Le larsen : ce n’est pas le micro, c’est la géométrie
Le sifflement naît quand le micro entend les enceintes qui diffusent ce que le micro entend. La boucle se referme et s’emballe. Trois gestes la cassent, dans cet ordre.
- Placez les enceintes en avant du micro, jamais derrière ni sur les côtés de l’orateur. Une enceinte qui pointe vers le dos du micro est la cause numéro un des discours ratés.
- Réglez le gain d’entrée, pas le volume général. Faites parler le témoin à son volume réel, montez le gain jusqu’à ce que ce soit audible, puis redescendez d’un cran. Compenser un gain trop faible par un master à fond, c’est fabriquer du larsen.
- Rapprochez le micro de la bouche. Un micro tenu à trente centimètres force à tout monter ; tenu à cinq, il n’a plus besoin de rien. Dites-le au témoin avant, pas pendant.
Un quatrième réflexe, moins évident : coupez le micro entre deux prises de parole. Un micro ouvert posé sur une table, à côté d’une enceinte, finit toujours par siffler tout seul.

La coupure au pire moment
Les deux causes de panne en plein discours sont d’une banalité déprimante : des piles usées et une interférence. Contre les premières, des piles neuves posées le matin même, et un jeu de rechange dans la poche du référent — pas dans la voiture. Contre la seconde, un balayage des canaux fait sur place, dans la salle, à l’heure du soir, et pas dans votre salon la veille : la TNT et les autres émetteurs ne sont pas les mêmes d’un lieu à l’autre.
Et gardez un micro filaire branché sur la seconde entrée, posé sur la régie. Il ne servira pas. Le jour où il sert, il sauve la soirée.
Le protocole des dix minutes
- Dix minutes avant : le référent coupe la musique d’un cran, allume le récepteur, vérifie le niveau de pile.

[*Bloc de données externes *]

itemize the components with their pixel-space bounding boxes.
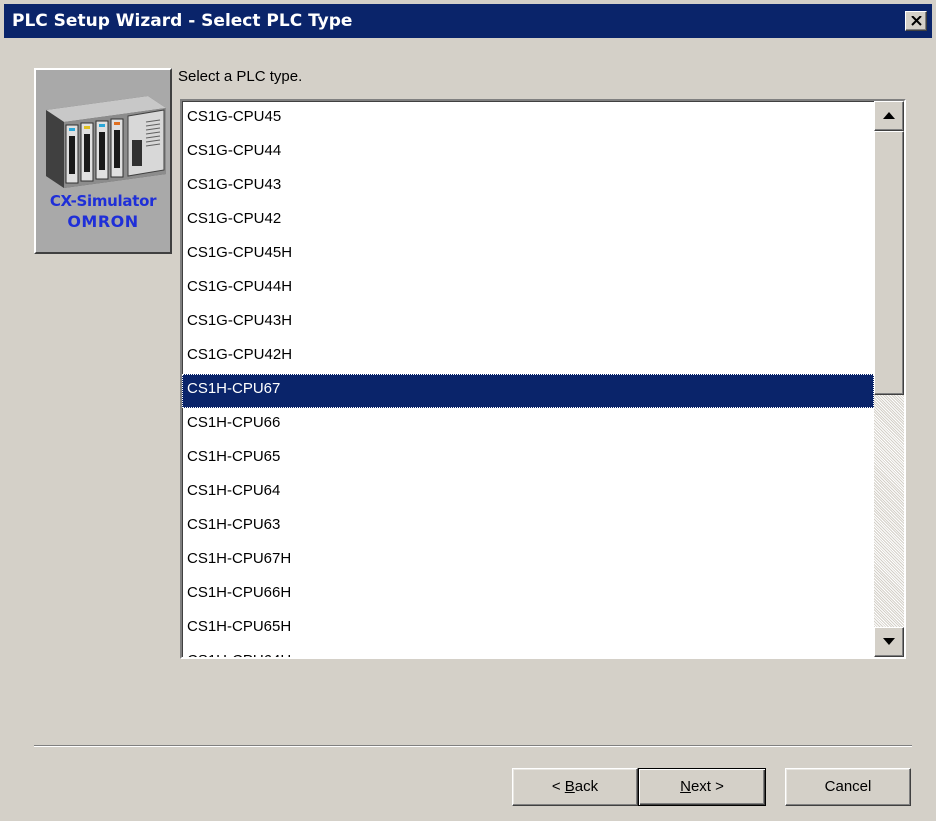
plc-list-item[interactable]: CS1G-CPU45: [182, 102, 874, 136]
next-button-mnemonic: N: [680, 778, 691, 795]
next-button-label: ext >: [690, 778, 724, 795]
plc-list-item[interactable]: CS1H-CPU67: [182, 374, 874, 408]
back-button-label: ack: [574, 778, 599, 795]
divider: [34, 745, 912, 747]
wizard-window: PLC Setup Wizard - Select PLC Type CX-Si…: [0, 0, 936, 821]
logo-product-name: CX-Simulator: [49, 192, 157, 210]
plc-list-item[interactable]: CS1G-CPU43H: [182, 306, 874, 340]
plc-list-item[interactable]: CS1H-CPU64H: [182, 646, 874, 657]
plc-list-item[interactable]: CS1H-CPU67H: [182, 544, 874, 578]
plc-list-item[interactable]: CS1G-CPU42: [182, 204, 874, 238]
logo-brand-name: OMRON: [67, 212, 139, 231]
plc-type-listbox[interactable]: CS1G-CPU45 CS1G-CPU44 CS1G-CPU43 CS1G-CPU42…: [180, 99, 906, 659]
plc-list-item[interactable]: CS1G-CPU45H: [182, 238, 874, 272]
back-button-prefix: <: [551, 778, 565, 795]
plc-list-item[interactable]: CS1G-CPU42H: [182, 340, 874, 374]
plc-list-item[interactable]: CS1H-CPU66H: [182, 578, 874, 612]
select-plc-prompt: Select a PLC type.: [178, 68, 303, 85]
next-button[interactable]: Next >: [638, 768, 766, 806]
back-button[interactable]: < Back: [512, 768, 638, 806]
list-scrollbar[interactable]: [874, 101, 904, 657]
scroll-down-button[interactable]: [874, 627, 904, 657]
arrow-up-icon: [883, 112, 895, 119]
close-button[interactable]: [905, 11, 927, 31]
arrow-down-icon: [883, 638, 895, 645]
plc-rack-icon: [46, 96, 166, 188]
plc-list-item[interactable]: CS1H-CPU64: [182, 476, 874, 510]
back-button-mnemonic: B: [564, 778, 575, 795]
plc-list-item[interactable]: CS1G-CPU43: [182, 170, 874, 204]
plc-list-item[interactable]: CS1H-CPU63: [182, 510, 874, 544]
close-icon: [911, 16, 922, 26]
plc-list-item[interactable]: CS1H-CPU66: [182, 408, 874, 442]
scrollbar-thumb[interactable]: [874, 131, 904, 395]
scroll-up-button[interactable]: [874, 101, 904, 131]
cancel-button[interactable]: Cancel: [785, 768, 911, 806]
plc-list-item[interactable]: CS1G-CPU44: [182, 136, 874, 170]
window-title: PLC Setup Wizard - Select PLC Type: [12, 11, 353, 31]
title-bar[interactable]: PLC Setup Wizard - Select PLC Type: [4, 4, 932, 38]
plc-type-list: CS1G-CPU45 CS1G-CPU44 CS1G-CPU43 CS1G-CPU42…: [182, 102, 874, 657]
plc-list-item[interactable]: CS1H-CPU65: [182, 442, 874, 476]
cx-simulator-logo: CX-Simulator OMRON: [34, 68, 172, 254]
plc-list-item[interactable]: CS1G-CPU44H: [182, 272, 874, 306]
plc-list-item[interactable]: CS1H-CPU65H: [182, 612, 874, 646]
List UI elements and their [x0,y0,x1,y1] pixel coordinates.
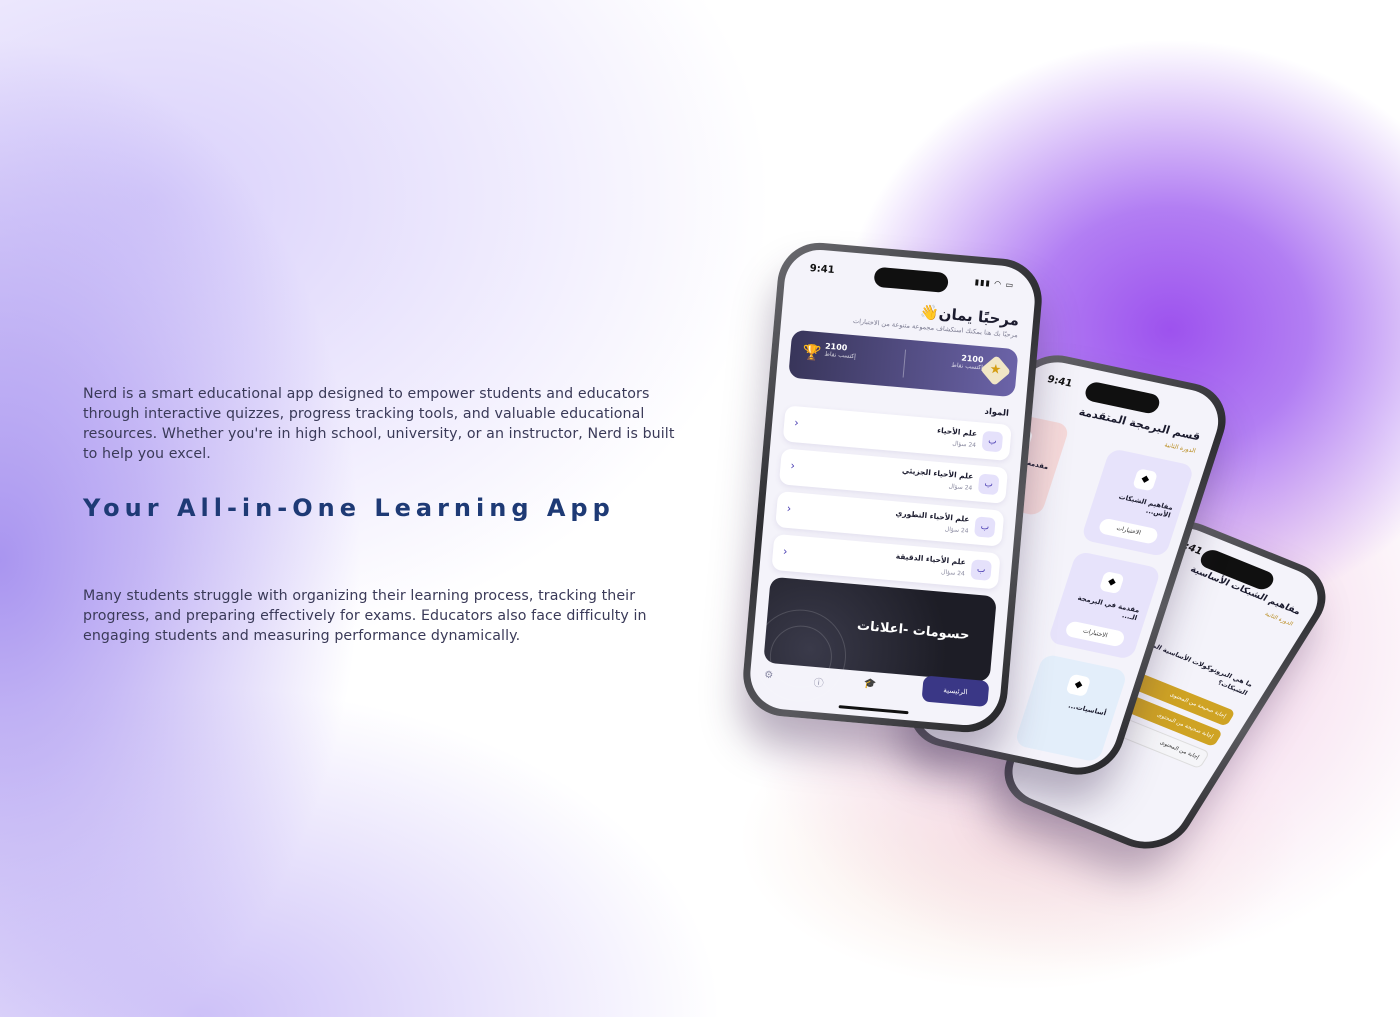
course-tile[interactable]: ◆ مفاهيم الشبكات الأس... الاختبارات [1080,448,1195,558]
chevron-left-icon: ‹ [793,416,800,430]
points-divider [902,349,906,378]
promo-text: حسومات -اعلانات [856,618,971,644]
course-name: مقدمة في البرمجة الـ... [1076,593,1141,623]
home-indicator [838,705,909,715]
course-name: مفاهيم الشبكات الأس... [1117,492,1174,520]
status-time: 9:41 [1045,374,1074,390]
signal-wifi-battery-icon: ▮▮▮ ◠ ▭ [974,277,1015,290]
trophy-icon: 🏆 [801,342,822,363]
subject-count: 24 سؤال [940,568,966,578]
section-subtitle: الدورة الثانية [1163,441,1197,455]
greeting: مرحبًا يمان👋 مرحبًا بك هنا يمكنك استكشاف… [853,297,1020,340]
quizzes-button[interactable]: الاختبارات [1097,517,1160,545]
subject-letter: ب [981,430,1004,453]
points-card[interactable]: 🏆 2100 إكتسب نقاط 2100 إكتسب نقاط ★ [788,329,1019,398]
code-icon: ◆ [1098,570,1125,595]
subject-count: 24 سؤال [948,482,973,492]
points-right: 2100 إكتسب نقاط [951,353,984,372]
info-icon[interactable]: ⓘ [813,674,824,690]
points-label: إكتسب نقاط [824,350,857,361]
quizzes-button[interactable]: الاختبارات [1064,620,1127,648]
headline: Your All-in-One Learning App [83,494,615,522]
cube-icon: ◆ [1065,673,1092,697]
settings-icon[interactable]: ⚙ [764,670,774,682]
subjects-list: ب علم الأحياء 24 سؤال ‹ ب علم الأحياء ال… [771,405,1012,596]
problem-paragraph: Many students struggle with organizing t… [83,588,647,645]
chevron-left-icon: ‹ [786,501,792,516]
subject-letter: ب [977,473,1000,496]
subject-name: علم الأحياء الجزيئي [901,465,974,481]
intro-paragraph: Nerd is a smart educational app designed… [83,386,675,463]
course-tile[interactable]: ◆ مقدمة في البرمجة الـ... الاختبارات [1047,550,1162,661]
status-time: 9:41 [809,262,836,277]
points-left: 2100 إكتسب نقاط [824,342,857,361]
subject-name: علم الأحياء التطوري [895,508,970,524]
course-tile[interactable]: ◆ أساسيات... [1013,653,1129,763]
course-name: أساسيات... [1067,701,1108,718]
subject-letter: ب [970,559,992,581]
graduation-cap-icon[interactable]: 🎓 [863,678,876,690]
points-label: إكتسب نقاط [951,361,984,372]
subject-count: 24 سؤال [944,525,969,535]
subject-letter: ب [974,516,996,539]
status-bar: 9:41 ▮▮▮ ◠ ▭ [803,260,1019,295]
chevron-left-icon: ‹ [789,459,796,473]
star-badge-icon: ★ [980,355,1012,387]
subject-count: 24 سؤال [952,440,977,450]
chevron-left-icon: ‹ [782,544,788,559]
network-icon: ◆ [1132,468,1159,492]
subject-name: علم الأحياء الدقيقة [895,551,967,567]
home-tab[interactable]: الرئيسية [921,675,990,708]
home-screen: 9:41 ▮▮▮ ◠ ▭ مرحبًا يمان👋 مرحبًا بك هنا … [747,246,1038,729]
subject-name: علم الأحياء [936,425,978,439]
phone-mockup-home: 9:41 ▮▮▮ ◠ ▭ مرحبًا يمان👋 مرحبًا بك هنا … [739,239,1046,736]
subjects-heading: المواد [984,406,1010,419]
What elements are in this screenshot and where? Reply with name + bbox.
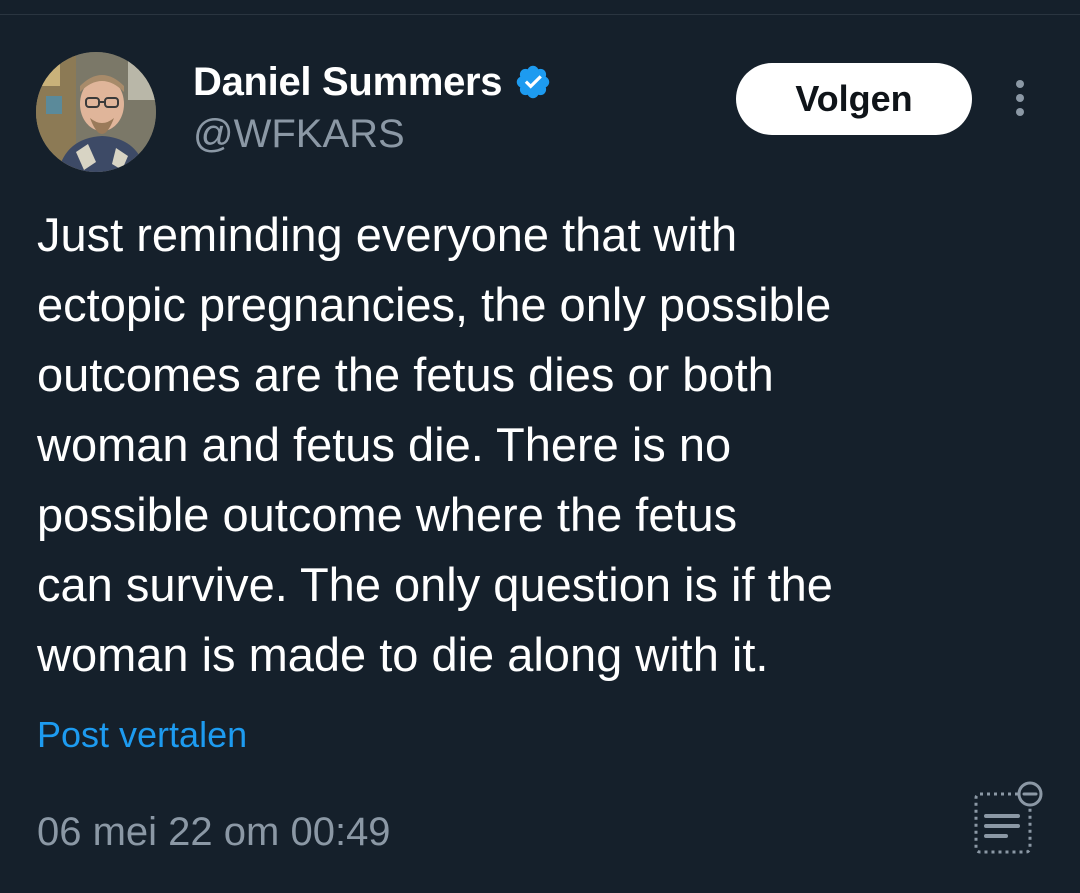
reader-mode-icon[interactable]: [968, 780, 1048, 860]
tweet-timestamp[interactable]: 06 mei 22 om 00:49: [37, 810, 391, 855]
avatar[interactable]: [36, 52, 156, 172]
tweet-page: Daniel Summers @WFKARS Volgen Just remin…: [0, 0, 1080, 893]
display-name[interactable]: Daniel Summers: [193, 60, 503, 105]
author-handle[interactable]: @WFKARS: [193, 112, 405, 157]
verified-badge-icon: [514, 63, 552, 101]
top-divider: [0, 14, 1080, 15]
display-name-row[interactable]: Daniel Summers: [193, 56, 552, 108]
translate-post-link[interactable]: Post vertalen: [37, 714, 247, 756]
tweet-text: Just reminding everyone that with ectopi…: [37, 208, 833, 681]
more-vertical-icon[interactable]: [1000, 76, 1040, 120]
follow-button[interactable]: Volgen: [736, 63, 972, 135]
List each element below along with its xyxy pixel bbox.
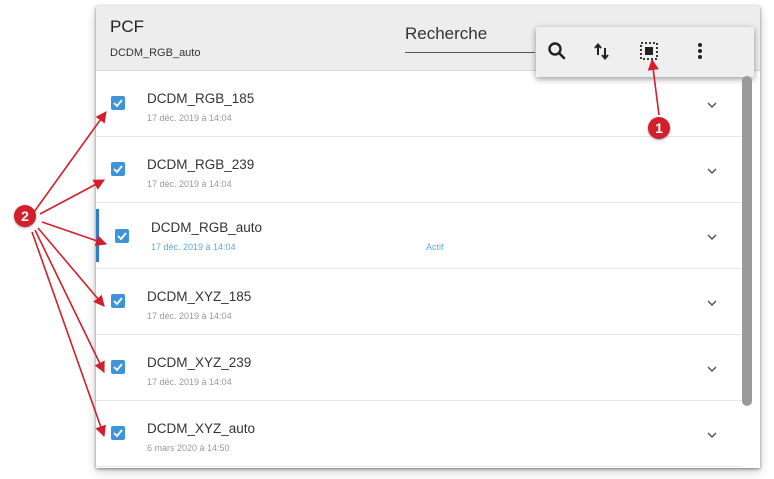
arrow-to-row-1 bbox=[33, 111, 107, 213]
callout-badge-1: 1 bbox=[648, 117, 670, 139]
arrow-to-row-5 bbox=[34, 229, 105, 374]
arrow-to-row-2 bbox=[39, 179, 105, 215]
arrow-to-row-3 bbox=[41, 221, 108, 247]
annotation-arrows bbox=[31, 58, 660, 438]
arrow-to-select-all bbox=[647, 58, 660, 116]
callout-badge-2: 2 bbox=[14, 205, 36, 227]
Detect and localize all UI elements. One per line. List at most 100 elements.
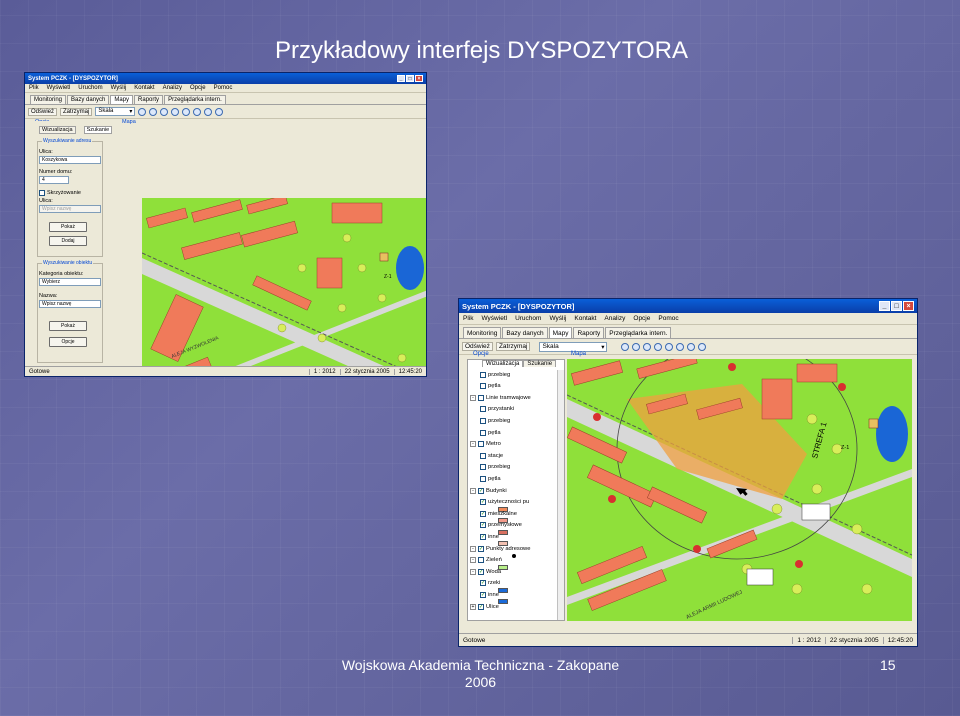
layer-scrollbar[interactable] — [557, 370, 564, 620]
stop-button[interactable]: Zatrzymaj — [60, 107, 93, 116]
object-options-button[interactable]: Opcje — [49, 337, 87, 347]
measure-icon[interactable] — [193, 107, 202, 116]
tab-raporty[interactable]: Raporty — [573, 327, 605, 338]
layers-icon[interactable] — [698, 342, 707, 351]
menu-item-uruchom[interactable]: Uruchom — [74, 84, 106, 92]
layer-checkbox[interactable]: ✓ — [480, 533, 486, 540]
menu-item-plik[interactable]: Plik — [459, 313, 477, 324]
tab-szukanie[interactable]: Szukanie — [83, 126, 113, 134]
layer-item[interactable]: - Metro — [470, 440, 501, 449]
refresh-button[interactable]: Odśwież — [28, 107, 58, 116]
pointer-icon[interactable] — [621, 342, 630, 351]
tab-szukanie[interactable]: Szukanie — [523, 360, 557, 367]
scale-select[interactable]: Skala ▾ — [95, 107, 136, 116]
zoom-out-icon[interactable] — [654, 342, 663, 351]
layer-checkbox[interactable]: ✓ — [480, 522, 486, 529]
layer-checkbox[interactable] — [478, 441, 484, 448]
menu-item-opcje[interactable]: Opcje — [629, 313, 654, 324]
house-number-input[interactable]: 4 — [39, 176, 69, 184]
stop-button[interactable]: Zatrzymaj — [495, 342, 531, 351]
menu-item-pomoc[interactable]: Pomoc — [210, 84, 237, 92]
tab-bazy-danych[interactable]: Bazy danych — [67, 95, 110, 104]
collapse-icon[interactable]: - — [470, 394, 476, 401]
scale-select[interactable]: Skala ▾ — [539, 341, 608, 352]
layer-checkbox[interactable] — [480, 475, 486, 482]
name-input[interactable]: Wpisz nazwę — [39, 300, 101, 308]
pan-icon[interactable] — [149, 107, 158, 116]
layer-checkbox[interactable]: ✓ — [480, 591, 486, 598]
layer-item[interactable]: ✓ przemysłowe — [480, 521, 522, 530]
zoom-in-icon[interactable] — [643, 342, 652, 351]
menu-item-wyswietl[interactable]: Wyświetl — [477, 313, 511, 324]
layer-item[interactable]: pętla — [480, 428, 501, 437]
layer-item[interactable]: pętla — [480, 474, 501, 483]
layer-item[interactable]: ✓ inne — [480, 590, 499, 599]
add-address-button[interactable]: Dodaj — [49, 236, 87, 246]
show-object-button[interactable]: Pokaż — [49, 321, 87, 331]
print-icon[interactable] — [687, 342, 696, 351]
layer-checkbox[interactable] — [480, 452, 486, 459]
layer-item[interactable]: ✓ mieszkalne — [480, 509, 517, 518]
layer-checkbox[interactable] — [480, 429, 486, 436]
collapse-icon[interactable]: - — [470, 487, 476, 494]
collapse-icon[interactable]: - — [470, 557, 476, 564]
tab-przegladarka[interactable]: Przeglądarka intern. — [164, 95, 226, 104]
menu-item-wyslij[interactable]: Wyślij — [545, 313, 570, 324]
menu-item-uruchom[interactable]: Uruchom — [511, 313, 545, 324]
expand-icon[interactable]: + — [470, 603, 476, 610]
tab-monitoring[interactable]: Monitoring — [30, 95, 67, 104]
show-address-button[interactable]: Pokaż — [49, 222, 87, 232]
layer-checkbox[interactable]: ✓ — [478, 568, 484, 575]
tab-przegladarka[interactable]: Przeglądarka intern. — [605, 327, 672, 338]
minimize-icon[interactable]: _ — [397, 75, 405, 82]
close-icon[interactable]: × — [415, 75, 423, 82]
tab-bazy-danych[interactable]: Bazy danych — [502, 327, 548, 338]
layer-item[interactable]: stacje — [480, 451, 503, 460]
collapse-icon[interactable]: - — [470, 441, 476, 448]
collapse-icon[interactable]: - — [470, 545, 476, 552]
tab-wizualizacja[interactable]: Wizualizacja — [39, 126, 76, 134]
layer-checkbox[interactable]: ✓ — [480, 510, 486, 517]
refresh-button[interactable]: Odśwież — [462, 342, 493, 351]
pan-icon[interactable] — [632, 342, 641, 351]
zoom-window-icon[interactable] — [665, 342, 674, 351]
layer-checkbox[interactable] — [480, 383, 486, 390]
measure-icon[interactable] — [676, 342, 685, 351]
collapse-icon[interactable]: - — [470, 568, 476, 575]
layer-item[interactable]: ✓ użyteczności pu — [480, 498, 529, 507]
menu-item-opcje[interactable]: Opcje — [186, 84, 210, 92]
layer-item[interactable]: + ✓ Ulice — [470, 602, 499, 611]
layer-item[interactable]: - ✓ Punkty adresowe — [470, 544, 530, 553]
layer-item[interactable]: przebieg — [480, 370, 510, 379]
layer-checkbox[interactable] — [480, 464, 486, 471]
layer-item[interactable]: - Linie tramwajowe — [470, 393, 531, 402]
menu-item-kontakt[interactable]: Kontakt — [130, 84, 158, 92]
layers-icon[interactable] — [215, 107, 224, 116]
layer-item[interactable]: przystanki — [480, 405, 514, 414]
crossing-checkbox[interactable] — [39, 190, 45, 196]
layer-checkbox[interactable]: ✓ — [480, 580, 486, 587]
layer-checkbox[interactable]: ✓ — [478, 487, 484, 494]
print-icon[interactable] — [204, 107, 213, 116]
layer-item[interactable]: pętla — [480, 382, 501, 391]
menu-item-pomoc[interactable]: Pomoc — [654, 313, 682, 324]
maximize-icon[interactable]: □ — [406, 75, 414, 82]
minimize-icon[interactable]: _ — [879, 301, 890, 311]
category-select[interactable]: Wybierz — [39, 278, 101, 286]
layer-item[interactable]: - Zieleń — [470, 556, 502, 565]
layer-item[interactable]: przebieg — [480, 416, 510, 425]
layer-checkbox[interactable] — [478, 394, 484, 401]
maximize-icon[interactable]: □ — [891, 301, 902, 311]
layer-checkbox[interactable]: ✓ — [478, 545, 484, 552]
layer-checkbox[interactable] — [480, 371, 486, 378]
menu-item-kontakt[interactable]: Kontakt — [570, 313, 600, 324]
zoom-in-icon[interactable] — [160, 107, 169, 116]
menu-item-wyslij[interactable]: Wyślij — [107, 84, 131, 92]
menu-item-analizy[interactable]: Analizy — [159, 84, 186, 92]
zoom-window-icon[interactable] — [182, 107, 191, 116]
tab-mapy[interactable]: Mapy — [548, 327, 573, 338]
tab-wizualizacja[interactable]: Wizualizacja — [482, 360, 524, 367]
layer-checkbox[interactable] — [478, 557, 484, 564]
layer-item[interactable]: - ✓ Budynki — [470, 486, 507, 495]
layer-checkbox[interactable]: ✓ — [480, 499, 486, 506]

- Il fait dire deux phrases au témoin, dans la salle pleine, au micro qu’il utilisera vraiment.
- Il ajuste le gain, puis n’y retouche plus.
- Pendant les discours, il reste à la régie. C’est le seul poste de la soirée où quelqu’un doit être immobile.
Ce que nous louons, et ce que nous ne louons pas
Soyons clairs : Fox Rider ne loue pas de micro HF. Ce qui se loue ici, c’est la régie sur laquelle il se branche — le XDJ-RX3, avec ses deux entrées micro XLR ou jack et sa sortie master symétrique. Pour l’émetteur lui-même, passez par un loueur de sonorisation local ou par le DJ de la soirée, en lui donnant simplement la bande sur laquelle vous voulez qu’il travaille. Vous saurez désormais laquelle.